Upwards of 100 people stormed a downtown Winnipeg hotel Sunday in protest after a video surfaced showing an Indigenous woman being restrained by hotel staff with zip ties. The outcry comes as police and hotel staff allege the woman had been armed with a knife.
“What has happened here is a disgrace to one Indigenous woman,” Garrison Settee, the grand chief of Manitoba Keewatinowi Okimakanak (MKO), said to protesters at the hotel.
The crowd of protesters gathered in the lobby of the Marlborough Hotel Sunday afternoon, drumming and calling for answers from the staff.
It all stems from an incident that happened at the hotel on Dec. 25, 2023.
The video – which has been widely shared on social media – shows what appears to be hotel staff detaining a woman inside the lobby of the Marlborough Hotel. The woman has her hands tied behind her back and is crying.
In a statement, the hotel’s general manager Rakib Hoque said around 1 p.m. that day a woman he believed was intoxicated pulled out a knife and was threatening guests and staff.
“Winnipeg city police were immediately called and advised us to protect our guests and staff which we did using wrist restraints on this individual,” Hoque said in the statement.
“We want to assure the community that our only intention was to prevent this young woman from harming herself or others until the WPS arrived.”

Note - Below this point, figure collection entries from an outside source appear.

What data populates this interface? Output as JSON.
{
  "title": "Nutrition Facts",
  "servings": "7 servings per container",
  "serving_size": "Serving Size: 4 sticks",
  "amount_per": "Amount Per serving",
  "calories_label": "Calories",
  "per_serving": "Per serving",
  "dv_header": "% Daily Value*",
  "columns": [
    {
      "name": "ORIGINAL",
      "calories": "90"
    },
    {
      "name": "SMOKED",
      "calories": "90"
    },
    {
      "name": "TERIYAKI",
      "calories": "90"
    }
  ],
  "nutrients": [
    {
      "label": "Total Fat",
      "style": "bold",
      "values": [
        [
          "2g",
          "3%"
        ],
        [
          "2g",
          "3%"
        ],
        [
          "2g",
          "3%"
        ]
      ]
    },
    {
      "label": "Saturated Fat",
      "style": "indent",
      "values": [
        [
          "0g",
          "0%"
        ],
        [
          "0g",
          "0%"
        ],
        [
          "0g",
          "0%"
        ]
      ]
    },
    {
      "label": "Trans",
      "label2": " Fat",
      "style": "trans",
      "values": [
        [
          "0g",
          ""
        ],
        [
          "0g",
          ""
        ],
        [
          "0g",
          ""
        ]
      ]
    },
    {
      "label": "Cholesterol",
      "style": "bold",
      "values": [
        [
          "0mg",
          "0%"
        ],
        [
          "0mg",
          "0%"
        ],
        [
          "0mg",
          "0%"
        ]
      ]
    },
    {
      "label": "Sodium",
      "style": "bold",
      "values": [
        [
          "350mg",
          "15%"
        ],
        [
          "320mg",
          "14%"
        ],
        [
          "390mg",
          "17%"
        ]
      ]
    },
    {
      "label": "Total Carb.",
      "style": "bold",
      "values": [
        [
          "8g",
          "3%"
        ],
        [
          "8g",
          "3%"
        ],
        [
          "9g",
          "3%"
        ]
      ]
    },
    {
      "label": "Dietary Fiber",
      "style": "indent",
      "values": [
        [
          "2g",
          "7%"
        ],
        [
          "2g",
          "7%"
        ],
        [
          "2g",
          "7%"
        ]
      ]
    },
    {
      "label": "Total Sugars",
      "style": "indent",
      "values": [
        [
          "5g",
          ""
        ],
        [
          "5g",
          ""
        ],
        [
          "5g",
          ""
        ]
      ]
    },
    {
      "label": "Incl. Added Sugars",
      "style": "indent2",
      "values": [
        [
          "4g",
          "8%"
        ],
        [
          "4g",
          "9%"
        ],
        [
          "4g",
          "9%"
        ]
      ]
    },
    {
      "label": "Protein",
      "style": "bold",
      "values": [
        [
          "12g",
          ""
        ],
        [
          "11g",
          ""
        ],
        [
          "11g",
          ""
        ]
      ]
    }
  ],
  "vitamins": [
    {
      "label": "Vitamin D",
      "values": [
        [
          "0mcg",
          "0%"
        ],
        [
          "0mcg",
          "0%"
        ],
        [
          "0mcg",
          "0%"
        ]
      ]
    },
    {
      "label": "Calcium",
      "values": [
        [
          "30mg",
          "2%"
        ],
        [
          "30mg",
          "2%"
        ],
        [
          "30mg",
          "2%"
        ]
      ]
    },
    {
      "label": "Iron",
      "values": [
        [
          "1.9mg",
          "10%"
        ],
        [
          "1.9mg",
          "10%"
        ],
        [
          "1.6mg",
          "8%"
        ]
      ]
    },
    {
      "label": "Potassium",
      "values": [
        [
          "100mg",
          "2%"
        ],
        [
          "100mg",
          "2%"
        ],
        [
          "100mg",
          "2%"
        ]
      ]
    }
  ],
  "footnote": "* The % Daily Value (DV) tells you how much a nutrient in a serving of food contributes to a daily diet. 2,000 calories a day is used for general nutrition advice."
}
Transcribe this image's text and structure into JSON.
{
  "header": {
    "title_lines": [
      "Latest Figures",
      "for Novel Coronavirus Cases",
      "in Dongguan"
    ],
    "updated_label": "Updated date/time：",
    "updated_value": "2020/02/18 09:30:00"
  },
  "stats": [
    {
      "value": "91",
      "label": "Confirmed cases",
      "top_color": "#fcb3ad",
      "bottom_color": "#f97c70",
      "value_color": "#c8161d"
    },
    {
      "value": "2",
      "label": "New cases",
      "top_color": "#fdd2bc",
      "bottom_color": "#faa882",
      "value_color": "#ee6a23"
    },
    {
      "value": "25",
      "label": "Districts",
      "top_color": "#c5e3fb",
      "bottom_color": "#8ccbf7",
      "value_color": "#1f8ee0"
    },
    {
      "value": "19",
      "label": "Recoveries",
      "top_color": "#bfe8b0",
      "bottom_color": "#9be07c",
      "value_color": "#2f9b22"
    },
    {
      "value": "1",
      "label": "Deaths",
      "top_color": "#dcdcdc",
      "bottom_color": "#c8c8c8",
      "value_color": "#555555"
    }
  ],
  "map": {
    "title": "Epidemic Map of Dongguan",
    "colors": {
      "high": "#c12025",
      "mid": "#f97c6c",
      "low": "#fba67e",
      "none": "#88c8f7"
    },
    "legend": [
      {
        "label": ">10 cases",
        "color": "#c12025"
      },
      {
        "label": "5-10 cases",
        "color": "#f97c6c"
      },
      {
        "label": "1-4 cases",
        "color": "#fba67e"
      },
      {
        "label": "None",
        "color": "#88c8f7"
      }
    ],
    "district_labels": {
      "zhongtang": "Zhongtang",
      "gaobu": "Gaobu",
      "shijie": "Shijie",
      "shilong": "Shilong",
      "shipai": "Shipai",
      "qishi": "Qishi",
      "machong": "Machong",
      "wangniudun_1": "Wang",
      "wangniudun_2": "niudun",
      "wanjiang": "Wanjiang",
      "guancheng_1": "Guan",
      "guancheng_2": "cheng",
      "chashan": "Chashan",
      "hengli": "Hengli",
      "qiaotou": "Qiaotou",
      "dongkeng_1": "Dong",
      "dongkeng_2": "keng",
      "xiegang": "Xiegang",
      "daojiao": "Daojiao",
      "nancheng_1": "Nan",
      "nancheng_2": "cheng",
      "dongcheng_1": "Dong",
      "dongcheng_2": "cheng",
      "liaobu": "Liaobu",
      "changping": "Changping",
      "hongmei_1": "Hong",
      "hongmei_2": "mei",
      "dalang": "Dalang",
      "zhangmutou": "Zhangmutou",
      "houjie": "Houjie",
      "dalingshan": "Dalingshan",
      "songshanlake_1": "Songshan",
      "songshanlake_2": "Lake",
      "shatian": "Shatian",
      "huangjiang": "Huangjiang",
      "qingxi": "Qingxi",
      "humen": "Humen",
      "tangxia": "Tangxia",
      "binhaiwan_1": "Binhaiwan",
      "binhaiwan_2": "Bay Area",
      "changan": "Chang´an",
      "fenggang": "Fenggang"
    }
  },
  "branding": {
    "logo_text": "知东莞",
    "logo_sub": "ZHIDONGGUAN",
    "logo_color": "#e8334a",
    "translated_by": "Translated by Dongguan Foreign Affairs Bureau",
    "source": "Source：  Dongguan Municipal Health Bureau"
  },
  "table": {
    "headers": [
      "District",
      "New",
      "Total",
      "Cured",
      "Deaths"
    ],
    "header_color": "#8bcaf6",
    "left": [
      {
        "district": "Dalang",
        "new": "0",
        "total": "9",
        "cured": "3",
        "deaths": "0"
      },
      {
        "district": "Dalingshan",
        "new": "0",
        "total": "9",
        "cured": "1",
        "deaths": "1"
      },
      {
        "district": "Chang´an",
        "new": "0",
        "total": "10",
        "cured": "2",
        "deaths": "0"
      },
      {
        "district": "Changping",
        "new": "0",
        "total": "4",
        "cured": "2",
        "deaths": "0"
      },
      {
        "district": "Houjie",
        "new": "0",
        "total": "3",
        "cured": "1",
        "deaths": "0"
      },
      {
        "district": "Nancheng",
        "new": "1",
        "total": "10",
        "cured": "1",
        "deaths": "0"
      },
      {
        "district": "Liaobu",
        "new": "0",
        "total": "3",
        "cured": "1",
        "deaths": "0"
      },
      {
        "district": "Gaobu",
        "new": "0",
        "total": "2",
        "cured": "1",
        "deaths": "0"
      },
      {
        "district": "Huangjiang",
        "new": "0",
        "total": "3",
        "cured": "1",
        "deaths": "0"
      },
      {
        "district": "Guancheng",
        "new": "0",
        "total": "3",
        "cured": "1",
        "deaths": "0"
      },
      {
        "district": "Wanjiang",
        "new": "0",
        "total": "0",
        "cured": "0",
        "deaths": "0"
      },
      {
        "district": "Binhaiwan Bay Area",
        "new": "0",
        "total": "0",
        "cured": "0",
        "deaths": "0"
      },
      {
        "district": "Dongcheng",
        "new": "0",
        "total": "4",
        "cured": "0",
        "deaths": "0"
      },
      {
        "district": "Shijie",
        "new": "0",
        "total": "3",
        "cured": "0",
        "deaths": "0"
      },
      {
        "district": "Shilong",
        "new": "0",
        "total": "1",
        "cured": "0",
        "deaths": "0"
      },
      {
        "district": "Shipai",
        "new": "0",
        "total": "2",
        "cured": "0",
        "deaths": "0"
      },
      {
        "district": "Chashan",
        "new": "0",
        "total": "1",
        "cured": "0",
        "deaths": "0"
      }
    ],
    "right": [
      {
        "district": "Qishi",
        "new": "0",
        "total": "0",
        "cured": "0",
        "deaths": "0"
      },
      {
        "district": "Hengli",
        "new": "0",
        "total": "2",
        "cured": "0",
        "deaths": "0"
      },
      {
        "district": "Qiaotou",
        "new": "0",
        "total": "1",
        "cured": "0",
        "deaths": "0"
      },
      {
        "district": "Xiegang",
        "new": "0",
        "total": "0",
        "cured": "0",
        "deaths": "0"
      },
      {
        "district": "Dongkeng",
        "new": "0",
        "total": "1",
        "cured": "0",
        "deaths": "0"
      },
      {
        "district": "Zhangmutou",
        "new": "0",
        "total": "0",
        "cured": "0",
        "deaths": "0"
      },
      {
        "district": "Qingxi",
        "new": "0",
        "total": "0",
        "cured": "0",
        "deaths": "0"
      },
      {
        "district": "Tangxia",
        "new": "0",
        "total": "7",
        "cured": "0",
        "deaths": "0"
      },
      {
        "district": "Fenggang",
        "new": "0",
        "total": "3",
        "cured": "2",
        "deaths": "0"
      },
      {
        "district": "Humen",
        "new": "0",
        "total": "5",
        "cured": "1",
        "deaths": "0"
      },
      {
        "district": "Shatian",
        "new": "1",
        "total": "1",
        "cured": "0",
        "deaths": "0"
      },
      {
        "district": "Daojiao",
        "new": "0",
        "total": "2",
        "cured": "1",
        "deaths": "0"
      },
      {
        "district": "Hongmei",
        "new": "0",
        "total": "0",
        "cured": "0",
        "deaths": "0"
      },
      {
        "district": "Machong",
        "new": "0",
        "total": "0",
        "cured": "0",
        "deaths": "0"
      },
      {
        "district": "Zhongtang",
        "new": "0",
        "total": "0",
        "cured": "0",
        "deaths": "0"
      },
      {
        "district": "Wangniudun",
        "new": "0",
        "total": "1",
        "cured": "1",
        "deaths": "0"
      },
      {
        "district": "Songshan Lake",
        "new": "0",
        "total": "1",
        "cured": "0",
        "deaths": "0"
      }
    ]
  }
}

Police confirmed they received two calls to the Marlborough that day – one in the morning for a woman loitering and another around 1:30 p.m.
“They again tried to request that this person vacate the premises as she was still loitering. And at that point, she produced the knife and attempted to stab one of the staff members,” Const. Claude Chancy, a public information officer with the Winnipeg Police Service (WPS), told CTV News.
Chancy said hotel staff were able to get the knife away from the woman and restrained her until police arrived.
An 18-year-old woman has been charged with assault with a weapon. The charge and allegations against her have not been proven in court.
Chancy said it is not a criminal offence to restrain someone under certain circumstances.
“The staff reasonably believed the criminal offence had taken place, as they were the victim of the assault that had just occurred,” Chancy said.
“The use of the restraints is justified in order to prevent the continuation of that offence, and to also ensure their own safety and the safety of the patrons that may be present.”
He said the woman was immediately turned over to police when officers arrived.
The treatment of the woman is being called into question by First Nations leadership in the province.
“It’s very concerning because of what happened to the young lady and what was really shown to the public – about being zip-tied with your hands behind your back is not called for,” said Assembly of Manitoba Chief (AMC) Grand Chief Cathy Merrick, who was at the protest.
“Why in the first place are people allowed to zip tie our women? That is the question. Who authorizes that?”
Merrick said the woman, who is from a northern First Nation community, had been staying at the hotel for a medical appointment. She said the AMC will be terminating its business relationship with the hotel.
MKO and Southern Chiefs’ Organization also issued statements condemning the actions against the woman. The organizations have called for thorough investigation into the altercation.
“There was a First Nation woman that was under distress and she felt trapped and surrounded by male security,” Settee told reporters. “No doubt she was very distressed, and that is why there is an outcry, that’s why there is anger – people are upset because of what they saw.”
That anger boiled over during Sunday’s protest as crowds of people got into the hotel’s basement and went looking through lockers to search for answers.
Police confirmed they are investigating the allegations of abuse made by the woman in the video against the hotel staff.
“That forms part of the investigation that’s ongoing right now, so I can’t speak to that at this time,” Chancy said.